Marked sheep. Tibetan sheep have horns that go straight out from their heads.



Travelling through the grasslands really gave us a sense of the openness of the plains and the freedom it offers. It is understandable why 40% of Tibetans remain nomadic despite attempts by the Chinese government to settle them. Being nomadic allows them to liberate themselves from the restrictions imposed on them.

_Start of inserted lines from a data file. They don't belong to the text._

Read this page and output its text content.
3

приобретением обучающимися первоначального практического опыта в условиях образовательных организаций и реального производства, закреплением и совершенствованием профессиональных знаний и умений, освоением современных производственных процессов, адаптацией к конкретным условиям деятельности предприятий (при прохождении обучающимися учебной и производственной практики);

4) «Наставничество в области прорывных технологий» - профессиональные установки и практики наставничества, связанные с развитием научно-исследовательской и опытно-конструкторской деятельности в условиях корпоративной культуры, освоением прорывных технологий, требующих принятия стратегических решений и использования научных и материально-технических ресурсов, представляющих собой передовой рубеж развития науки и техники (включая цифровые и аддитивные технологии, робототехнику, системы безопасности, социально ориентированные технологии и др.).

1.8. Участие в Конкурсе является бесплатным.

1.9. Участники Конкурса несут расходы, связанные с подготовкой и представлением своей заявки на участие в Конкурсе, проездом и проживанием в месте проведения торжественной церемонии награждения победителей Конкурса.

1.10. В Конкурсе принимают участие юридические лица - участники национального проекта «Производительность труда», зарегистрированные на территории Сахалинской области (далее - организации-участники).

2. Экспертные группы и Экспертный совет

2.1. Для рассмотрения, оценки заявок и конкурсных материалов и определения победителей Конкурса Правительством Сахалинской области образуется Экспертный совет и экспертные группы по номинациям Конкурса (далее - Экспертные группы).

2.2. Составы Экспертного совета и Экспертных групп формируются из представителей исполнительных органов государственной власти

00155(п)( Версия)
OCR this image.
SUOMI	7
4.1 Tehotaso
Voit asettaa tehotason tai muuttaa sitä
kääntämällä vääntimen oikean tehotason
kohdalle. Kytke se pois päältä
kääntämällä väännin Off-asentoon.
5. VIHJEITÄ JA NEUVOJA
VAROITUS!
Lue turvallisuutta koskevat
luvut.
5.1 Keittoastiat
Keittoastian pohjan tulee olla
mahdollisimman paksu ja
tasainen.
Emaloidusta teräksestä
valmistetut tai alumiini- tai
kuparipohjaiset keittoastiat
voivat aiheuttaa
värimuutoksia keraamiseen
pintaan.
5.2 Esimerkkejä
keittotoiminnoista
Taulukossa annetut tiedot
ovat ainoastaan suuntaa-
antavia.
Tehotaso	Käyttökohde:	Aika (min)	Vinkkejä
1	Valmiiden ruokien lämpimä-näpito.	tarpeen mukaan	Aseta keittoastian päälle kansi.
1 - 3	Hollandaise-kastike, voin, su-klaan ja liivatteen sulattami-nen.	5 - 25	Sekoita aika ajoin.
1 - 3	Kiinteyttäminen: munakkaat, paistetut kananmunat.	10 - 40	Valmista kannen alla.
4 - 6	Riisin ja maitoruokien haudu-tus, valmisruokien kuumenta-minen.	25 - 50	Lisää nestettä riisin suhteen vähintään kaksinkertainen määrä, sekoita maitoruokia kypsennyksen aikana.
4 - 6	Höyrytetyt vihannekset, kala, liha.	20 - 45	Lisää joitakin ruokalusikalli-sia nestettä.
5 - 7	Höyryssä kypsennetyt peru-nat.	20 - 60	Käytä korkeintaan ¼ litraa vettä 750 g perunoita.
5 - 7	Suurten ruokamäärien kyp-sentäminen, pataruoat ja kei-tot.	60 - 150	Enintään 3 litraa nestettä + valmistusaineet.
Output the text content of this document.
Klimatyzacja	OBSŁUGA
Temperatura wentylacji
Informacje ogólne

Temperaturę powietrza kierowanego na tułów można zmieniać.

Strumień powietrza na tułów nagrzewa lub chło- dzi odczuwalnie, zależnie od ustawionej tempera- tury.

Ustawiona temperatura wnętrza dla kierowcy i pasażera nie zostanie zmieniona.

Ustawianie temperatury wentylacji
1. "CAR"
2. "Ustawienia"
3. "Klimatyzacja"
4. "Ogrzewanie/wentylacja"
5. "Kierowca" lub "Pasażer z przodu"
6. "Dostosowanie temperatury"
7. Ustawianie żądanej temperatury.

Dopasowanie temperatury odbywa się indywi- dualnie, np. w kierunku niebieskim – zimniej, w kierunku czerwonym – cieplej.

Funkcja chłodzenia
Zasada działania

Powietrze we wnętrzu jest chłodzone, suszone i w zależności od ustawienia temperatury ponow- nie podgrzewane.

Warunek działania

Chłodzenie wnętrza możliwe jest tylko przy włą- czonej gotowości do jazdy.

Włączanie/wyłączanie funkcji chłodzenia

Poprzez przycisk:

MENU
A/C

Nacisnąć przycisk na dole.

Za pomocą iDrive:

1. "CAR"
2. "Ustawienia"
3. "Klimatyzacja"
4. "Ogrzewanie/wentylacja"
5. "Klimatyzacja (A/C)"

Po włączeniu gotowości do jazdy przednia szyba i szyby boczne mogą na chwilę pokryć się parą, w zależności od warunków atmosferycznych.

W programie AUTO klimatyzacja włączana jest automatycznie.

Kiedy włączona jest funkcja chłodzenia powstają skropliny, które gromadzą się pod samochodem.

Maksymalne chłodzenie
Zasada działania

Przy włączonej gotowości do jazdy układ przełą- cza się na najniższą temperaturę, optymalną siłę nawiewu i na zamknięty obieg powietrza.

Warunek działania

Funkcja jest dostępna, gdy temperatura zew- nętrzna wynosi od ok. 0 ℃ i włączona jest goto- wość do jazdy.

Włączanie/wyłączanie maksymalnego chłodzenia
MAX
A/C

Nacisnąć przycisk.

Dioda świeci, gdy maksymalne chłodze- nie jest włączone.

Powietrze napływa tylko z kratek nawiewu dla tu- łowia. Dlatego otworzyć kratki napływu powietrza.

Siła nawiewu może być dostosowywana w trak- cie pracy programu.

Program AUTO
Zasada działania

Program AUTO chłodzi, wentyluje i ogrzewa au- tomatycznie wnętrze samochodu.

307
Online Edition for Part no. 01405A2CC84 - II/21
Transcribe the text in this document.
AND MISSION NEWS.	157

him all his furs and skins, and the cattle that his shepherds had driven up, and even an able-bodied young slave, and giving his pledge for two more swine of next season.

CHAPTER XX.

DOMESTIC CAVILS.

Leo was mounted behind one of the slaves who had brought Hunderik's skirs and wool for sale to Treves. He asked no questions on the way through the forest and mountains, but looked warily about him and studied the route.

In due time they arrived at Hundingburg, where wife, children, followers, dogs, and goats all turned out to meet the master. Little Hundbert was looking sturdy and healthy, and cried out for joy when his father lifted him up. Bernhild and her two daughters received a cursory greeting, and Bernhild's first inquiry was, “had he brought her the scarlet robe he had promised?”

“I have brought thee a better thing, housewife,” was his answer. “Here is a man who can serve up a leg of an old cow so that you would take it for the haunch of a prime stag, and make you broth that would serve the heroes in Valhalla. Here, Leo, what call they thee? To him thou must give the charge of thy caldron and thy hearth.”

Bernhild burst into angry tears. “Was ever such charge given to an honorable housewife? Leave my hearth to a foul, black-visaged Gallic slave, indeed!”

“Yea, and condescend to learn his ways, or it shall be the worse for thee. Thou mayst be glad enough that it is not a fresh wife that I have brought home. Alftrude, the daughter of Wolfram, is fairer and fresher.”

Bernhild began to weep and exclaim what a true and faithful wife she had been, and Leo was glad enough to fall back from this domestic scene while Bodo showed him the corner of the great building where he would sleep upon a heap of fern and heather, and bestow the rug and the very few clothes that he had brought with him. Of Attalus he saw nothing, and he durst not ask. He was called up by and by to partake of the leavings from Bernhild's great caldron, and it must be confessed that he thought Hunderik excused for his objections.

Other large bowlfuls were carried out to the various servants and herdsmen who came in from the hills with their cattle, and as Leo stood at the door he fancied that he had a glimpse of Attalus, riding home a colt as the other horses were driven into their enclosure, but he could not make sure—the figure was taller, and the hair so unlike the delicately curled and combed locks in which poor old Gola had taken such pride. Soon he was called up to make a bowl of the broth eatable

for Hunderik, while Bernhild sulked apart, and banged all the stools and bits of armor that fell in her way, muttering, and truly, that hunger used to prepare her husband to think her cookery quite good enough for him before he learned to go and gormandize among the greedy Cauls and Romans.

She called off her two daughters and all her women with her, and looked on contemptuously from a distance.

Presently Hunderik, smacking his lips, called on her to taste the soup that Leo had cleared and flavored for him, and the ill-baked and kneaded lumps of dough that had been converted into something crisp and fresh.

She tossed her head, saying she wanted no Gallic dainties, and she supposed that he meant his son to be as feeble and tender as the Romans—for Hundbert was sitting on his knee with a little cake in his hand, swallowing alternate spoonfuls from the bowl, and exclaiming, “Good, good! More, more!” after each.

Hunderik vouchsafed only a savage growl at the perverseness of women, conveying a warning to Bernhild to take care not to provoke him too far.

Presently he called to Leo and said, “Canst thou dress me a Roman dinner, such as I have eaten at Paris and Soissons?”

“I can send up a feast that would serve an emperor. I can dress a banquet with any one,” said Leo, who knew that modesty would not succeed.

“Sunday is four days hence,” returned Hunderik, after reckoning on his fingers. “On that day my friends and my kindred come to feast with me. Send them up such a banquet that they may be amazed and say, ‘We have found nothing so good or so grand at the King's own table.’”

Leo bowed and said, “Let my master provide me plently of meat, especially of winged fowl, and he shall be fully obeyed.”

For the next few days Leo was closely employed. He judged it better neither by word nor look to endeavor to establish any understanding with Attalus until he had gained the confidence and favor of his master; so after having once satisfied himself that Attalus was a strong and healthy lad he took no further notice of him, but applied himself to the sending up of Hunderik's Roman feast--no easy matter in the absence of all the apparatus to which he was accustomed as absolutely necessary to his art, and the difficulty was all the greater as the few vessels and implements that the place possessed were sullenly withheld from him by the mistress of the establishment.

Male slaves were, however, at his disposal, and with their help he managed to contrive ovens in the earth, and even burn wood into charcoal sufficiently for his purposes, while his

Restrictions we felt when we tried to get a hotel room that night in the Tibetan town of Maqu (closest town to the field site). We were told that all the hotels in the town were not allowed to accept foreigners due to a festival/holiday that was a month away. Our hosts were not surprised but had been hopeful that we would get lucky. It seems the upcoming holiday was just an excuse as this practice happens regularly. Apparently, another biologist and his foreigner guest were woken up in the middle of the night and asked to not only leave the hotel they were staying in but the town of Maqu. Our only recourse was to ask for permission at the police station, which turned out to be a thoroughly absurd process. We were told the police supervisor was not available to give us permission as he was apparently out drinking. It seemed that travelling with small children in tow was not convincing enough that we did not have an ill intended political agenda. (Although we feel strongly that the policy is not to send a message to visiting foreigners but rather to the local Tibetan people.) Our host considered the feasibility of going to where the supervisor was and drinking with him. Fortunately, he is a Tibetan well versed in the practices of the area. A few cigarettes proffered and the right respectful words seem to have done the trick. We would be allowed to stay the night if we provided copies of our passports to the police station . The process didn’t just stop here though but rather continued until we left town. There was a police officer at the hotel to check our documents again when we went to check in and then the next morning at check out, two police officers arrived to once again ask why we were in town. I think they just wanted to make sure we were leaving. Nothing is ever simple in China.